Ritos fúnebres africanos desafiam modernidade no Caribe colombiano

Na Colômbia, onde se concentra a segunda maior comunidade de origem africana da América Latina, atrás apenas do Brasil, os ritos fúnebres que foram preservados pelos descendentes de escravos seguem desafiando a modernidade.


O cenário é San Basilio de Palenque, o primeiro povoado libertado da América situado a 50 km de Cartagena das Índias, onde no último fim de semana a cadência dos tambores anunciou a morte de Cha-ine, a mulher mais velha do povoado que, aos 103 anos, se uniu aos orixás.

Inés Ortega Cassiani, conhecida por como Cha-ine, foi um expoente da consagração da cultura de Palenque, onde dedicou toda sua vida à dança e ao canto, além de liderar com sua arte os ritos de vida e de morte.

O povoado se despediu de Cha-ine com o “lumbalu”, a principal cerimônia fúnebre originária da etnia banto na África.

“É o ritual com o qual contribuímos para que essa alma que se desprende do corpo seja conduzida e chegue ao outro mundo”, explicou à agência EFE o professor de Etnolinguística e promotor cultural da localidade, Manuel Pérez.

O “lumbalu” sintetiza o universo corporal e simbólico dos habitantes do povoado e representa a coesão entre a música, a dança, a vida e a morte destes descendentes de negros escravos que foram levados à América pelos colonizadores europeus entre os séculos XVI e XVIII.

Seu empenho em manter vivas as tradições e transmiti-las de geração para geração permitiu que San Basilio de Palenque se mantivesse quase intacto.
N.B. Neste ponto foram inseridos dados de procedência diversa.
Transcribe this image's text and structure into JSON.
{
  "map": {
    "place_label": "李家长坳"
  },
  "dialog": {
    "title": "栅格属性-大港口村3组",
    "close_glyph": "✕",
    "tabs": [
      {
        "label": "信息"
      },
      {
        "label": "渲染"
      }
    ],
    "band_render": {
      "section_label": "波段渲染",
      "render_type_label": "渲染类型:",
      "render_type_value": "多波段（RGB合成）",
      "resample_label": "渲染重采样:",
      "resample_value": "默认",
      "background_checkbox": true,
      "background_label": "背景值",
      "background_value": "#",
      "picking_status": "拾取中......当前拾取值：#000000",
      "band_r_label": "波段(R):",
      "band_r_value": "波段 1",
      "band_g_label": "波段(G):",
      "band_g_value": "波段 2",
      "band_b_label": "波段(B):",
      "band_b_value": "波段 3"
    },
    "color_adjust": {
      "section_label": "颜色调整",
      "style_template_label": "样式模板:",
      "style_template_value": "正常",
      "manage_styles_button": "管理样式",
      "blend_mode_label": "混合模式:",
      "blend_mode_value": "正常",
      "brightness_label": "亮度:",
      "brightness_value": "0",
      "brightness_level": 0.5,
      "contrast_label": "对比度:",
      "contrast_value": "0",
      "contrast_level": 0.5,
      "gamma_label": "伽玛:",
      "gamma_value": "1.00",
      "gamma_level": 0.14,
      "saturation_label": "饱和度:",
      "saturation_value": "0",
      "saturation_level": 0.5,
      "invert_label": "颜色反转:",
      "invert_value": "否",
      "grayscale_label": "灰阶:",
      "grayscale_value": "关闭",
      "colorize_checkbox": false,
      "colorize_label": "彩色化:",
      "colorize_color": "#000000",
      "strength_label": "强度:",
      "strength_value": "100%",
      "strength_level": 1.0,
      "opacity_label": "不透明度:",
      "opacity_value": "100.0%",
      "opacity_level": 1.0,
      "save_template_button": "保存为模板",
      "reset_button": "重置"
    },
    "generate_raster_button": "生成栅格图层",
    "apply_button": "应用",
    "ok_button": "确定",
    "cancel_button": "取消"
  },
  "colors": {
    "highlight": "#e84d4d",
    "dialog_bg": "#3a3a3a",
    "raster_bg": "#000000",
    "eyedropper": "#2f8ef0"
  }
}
“Foi graças à resistência que exercemos durante anos para nos manter puros que conseguimos fazer com que o que foi deixado por nossos ancestrais africanos perdurasse”, avaliou Pérez.
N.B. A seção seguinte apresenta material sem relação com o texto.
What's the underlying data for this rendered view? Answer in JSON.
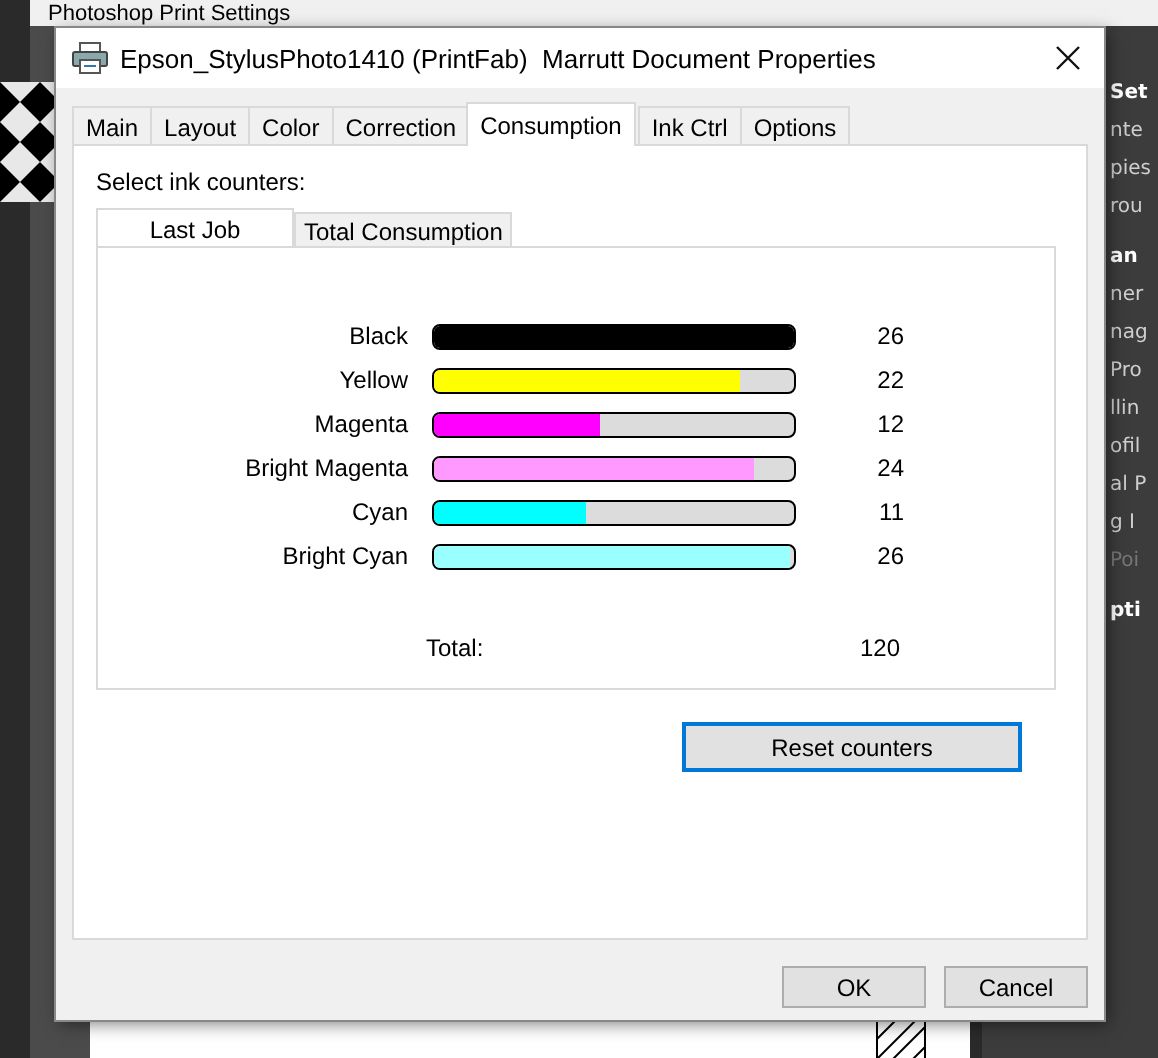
{
  "background_window": {
    "title": "Photoshop Print Settings",
    "panel_items": [
      {
        "text": "Set",
        "kind": "header"
      },
      {
        "text": "nte",
        "kind": "item"
      },
      {
        "text": "pies",
        "kind": "item"
      },
      {
        "text": "rou",
        "kind": "item"
      },
      {
        "text": "an",
        "kind": "header"
      },
      {
        "text": "ner",
        "kind": "item"
      },
      {
        "text": "nag",
        "kind": "item"
      },
      {
        "text": "Pro",
        "kind": "item"
      },
      {
        "text": "llin",
        "kind": "item"
      },
      {
        "text": "ofil",
        "kind": "item"
      },
      {
        "text": "al P",
        "kind": "item"
      },
      {
        "text": "g I",
        "kind": "item"
      },
      {
        "text": "Poi",
        "kind": "disabled"
      },
      {
        "text": "pti",
        "kind": "header"
      }
    ]
  },
  "dialog": {
    "title": "Epson_StylusPhoto1410 (PrintFab)  Marrutt Document Properties",
    "tabs": [
      {
        "label": "Main",
        "selected": false
      },
      {
        "label": "Layout",
        "selected": false
      },
      {
        "label": "Color",
        "selected": false
      },
      {
        "label": "Correction",
        "selected": false
      },
      {
        "label": "Consumption",
        "selected": true
      },
      {
        "label": "Ink Ctrl",
        "selected": false
      },
      {
        "label": "Options",
        "selected": false
      }
    ],
    "select_label": "Select ink counters:",
    "counter_tabs": [
      {
        "label": "Last Job",
        "selected": true
      },
      {
        "label": "Total Consumption",
        "selected": false
      }
    ],
    "inks": [
      {
        "name": "Black",
        "color": "#000000",
        "level": 1,
        "count": "26"
      },
      {
        "name": "Yellow",
        "color": "#ffff00",
        "level": 0.85,
        "count": "22"
      },
      {
        "name": "Magenta",
        "color": "#ff00ff",
        "level": 0.46,
        "count": "12"
      },
      {
        "name": "Bright Magenta",
        "color": "#ff99ff",
        "level": 0.89,
        "count": "24"
      },
      {
        "name": "Cyan",
        "color": "#00ffff",
        "level": 0.42,
        "count": "11"
      },
      {
        "name": "Bright Cyan",
        "color": "#99ffff",
        "level": 0.99,
        "count": "26"
      }
    ],
    "total_label": "Total:",
    "total": "120",
    "reset_button": "Reset counters",
    "buttons": [
      "OK",
      "Cancel"
    ]
  }
}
O povoado se manteve isolado por muitos anos, desde que alguns escravos, cansados da exploração dos espanhóis, fugiram de cidades do então vice-reinado de Nueva Granada e se refugiaram nos Montes de María, onde fundaram Palenque, conhecido hoje como San Basilio, e permaneceram afastados do mundo até 1971.

No entanto, Pérez, que diz sentir “um orgulho enorme por ser autêntico”, vê com preocupação a ameaça que recaiu sobre sua cultura pelo fato de que muitos “palenqueros”, asfixiados pela pobreza, começam a deixar o povoado em busca de oportunidades.

“Estamos em risco, visto que hoje é muito comum que o palenquero saia para trabalhar e fique fora por muito tempo”, lamentou Pérez.

O líder acredita que a força espiritual que os guiou ajude a preservar a cultura, apesar da modernidade e da globalização, fatores que “podem contribuir para que em algum momento os costumes sejam perdidos”.

Pérez explica sua inquietação à EFE enquanto homens, mas principalmente mulheres, dançam e cantam ao redor do corpo de Cha-ine. Muitas choram e expressam sua dor com gritos: desta forma, se queixam à falecida por tê-las abandonado no mundo dos vivos.

Esses gritos se confundem com os cantos do “lumbalu”, enquanto os amigos mais próximos da morta se consolam com a ingestão de “força”, um forte rum destilado de forma rudimentar em um alambique. Assim, entram em uma atmosfera de êxtase e chegam ao transe coletivo.

San Basilio de Palenque foi o primeiro povoado criado na América por negros escravos libertados e preserva quase intacta sua cultura e idioma.

O povoado foi declarado em 2005 Obra Prima do Patrimônio da Humanidade pela Unesco, o que contrasta com a pobreza extrema na qual vivem seus 2,5 mil habitantes, que não contam com serviços públicos básicos.

Embora Palenque atraia muitas pessoas e instituições internacionais por sua grande riqueza cultural, o Estado colombiano vira as costas. Ali não há um médico permanente, os meios de comunicação são praticamente inexistentes, a água é de má qualidade e a assistência social é precária.